Zen Buddhism and Art

It has been generally considered that Zen and art are totally different. However, Buddhism monks have created drawings to express the concept of their religion and used them for their missionary work. Especially in Zen, there have been created various cultures and artworks and even now they are at the bottom of Japanese culture.

Zen was brought from China by Zen monk, Eisai, who is a founder of Kennin-ji Temple, a head temple of Rinzai sect, located in Gion, Kyoto. About 800 years ago Eisai went to China (at the era of Sou) twice, learned Zen there and later was engaged in the missionary work of Zen in Japan.
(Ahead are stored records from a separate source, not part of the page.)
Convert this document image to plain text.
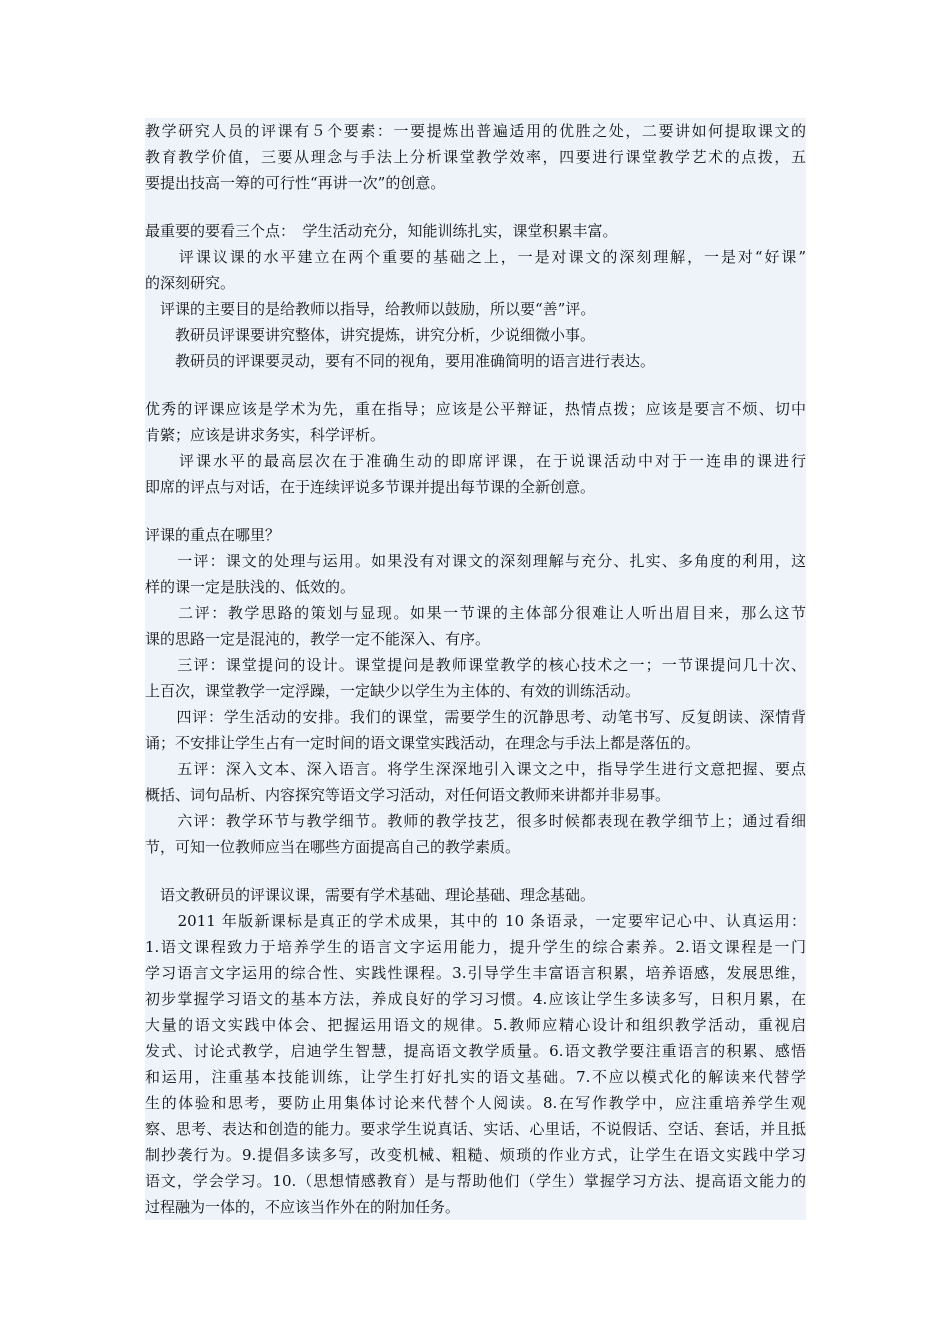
教学研究人员的评课有５个要素：一要提炼出普遍适用的优胜之处，二要讲如何提取课文的
教育教学价值，三要从理念与手法上分析课堂教学效率，四要进行课堂教学艺术的点拨，五
要提出技高一筹的可行性“再讲一次”的创意。
最重要的要看三个点：　学生活动充分，知能训练扎实，课堂积累丰富。
　　评课议课的水平建立在两个重要的基础之上，一是对课文的深刻理解，一是对“好课”
的深刻研究。
　评课的主要目的是给教师以指导，给教师以鼓励，所以要“善”评。
　　教研员评课要讲究整体，讲究提炼，讲究分析，少说细微小事。
　　教研员的评课要灵动，要有不同的视角，要用准确简明的语言进行表达。
优秀的评课应该是学术为先，重在指导；应该是公平辩证，热情点拨；应该是要言不烦、切中
肯綮；应该是讲求务实，科学评析。
　　评课水平的最高层次在于准确生动的即席评课，在于说课活动中对于一连串的课进行
即席的评点与对话，在于连续评说多节课并提出每节课的全新创意。
评课的重点在哪里？
　　一评：课文的处理与运用。如果没有对课文的深刻理解与充分、扎实、多角度的利用，这
样的课一定是肤浅的、低效的。
　　二评：教学思路的策划与显现。如果一节课的主体部分很难让人听出眉目来，那么这节
课的思路一定是混沌的，教学一定不能深入、有序。
　　三评：课堂提问的设计。课堂提问是教师课堂教学的核心技术之一；一节课提问几十次、
上百次，课堂教学一定浮躁，一定缺少以学生为主体的、有效的训练活动。
　　四评：学生活动的安排。我们的课堂，需要学生的沉静思考、动笔书写、反复朗读、深情背
诵；不安排让学生占有一定时间的语文课堂实践活动，在理念与手法上都是落伍的。
　　五评：深入文本、深入语言。将学生深深地引入课文之中，指导学生进行文意把握、要点
概括、词句品析、内容探究等语文学习活动，对任何语文教师来讲都并非易事。
　　六评：教学环节与教学细节。教师的教学技艺，很多时候都表现在教学细节上；通过看细
节，可知一位教师应当在哪些方面提高自己的教学素质。
　语文教研员的评课议课，需要有学术基础、理论基础、理念基础。
　　2011 年版新课标是真正的学术成果，其中的 10 条语录，一定要牢记心中、认真运用：
1.语文课程致力于培养学生的语言文字运用能力，提升学生的综合素养。2.语文课程是一门
学习语言文字运用的综合性、实践性课程。3.引导学生丰富语言积累，培养语感，发展思维，
初步掌握学习语文的基本方法，养成良好的学习习惯。4.应该让学生多读多写，日积月累，在
大量的语文实践中体会、把握运用语文的规律。5.教师应精心设计和组织教学活动，重视启
发式、讨论式教学，启迪学生智慧，提高语文教学质量。6.语文教学要注重语言的积累、感悟
和运用，注重基本技能训练，让学生打好扎实的语文基础。7.不应以模式化的解读来代替学
生的体验和思考，要防止用集体讨论来代替个人阅读。8.在写作教学中，应注重培养学生观
察、思考、表达和创造的能力。要求学生说真话、实话、心里话，不说假话、空话、套话，并且抵
制抄袭行为。9.提倡多读多写，改变机械、粗糙、烦琐的作业方式，让学生在语文实践中学习
语文，学会学习。10.（思想情感教育）是与帮助他们（学生）掌握学习方法、提高语文能力的
过程融为一体的，不应该当作外在的附加任务。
Old style tea manner, involved in Zen etiquettes, is the basis of the tea ceremony which is widely accepted in Japan now. Along with the tea ceremony, various other cultures such as flower arrangement, incense-smelling ceremony, handicraft, painting, gardening, architecture have developed themselves and formed the traditional Japanese culture we can enjoy today. In my talk, I will introduce various arts created based on Zen by showing cultural assets of Kennin-ji Temple.

Shundou Asano

Zen Monk and General Manager, Kennin-ji Temple, Kyoto
 Short bio 

Shundo Asano (Deputy Chief Priest, Hohkan-ji Temple of Kennin-ji school, Rinzai sect). Born in 1979 as a second son of Zen-yu Asano, who is Chief Priest of Hohkan-ji Temple, Kennin-ji school, Rinzai sect. In 1997 he entered the Buddhist priesthood and received training under the guidance of Sohgen Kobori at a dedicated temple of Kennin-ji school, Rinzai sect. In 2020 he became Deputy Chief Priest of Hohkan-ji Temple by obtaining Seigoku as his pseudonym. In 2009 he became a member of justice department and in 2017 became a member of general affairs department at Kennin-ji school, Rinzai sect.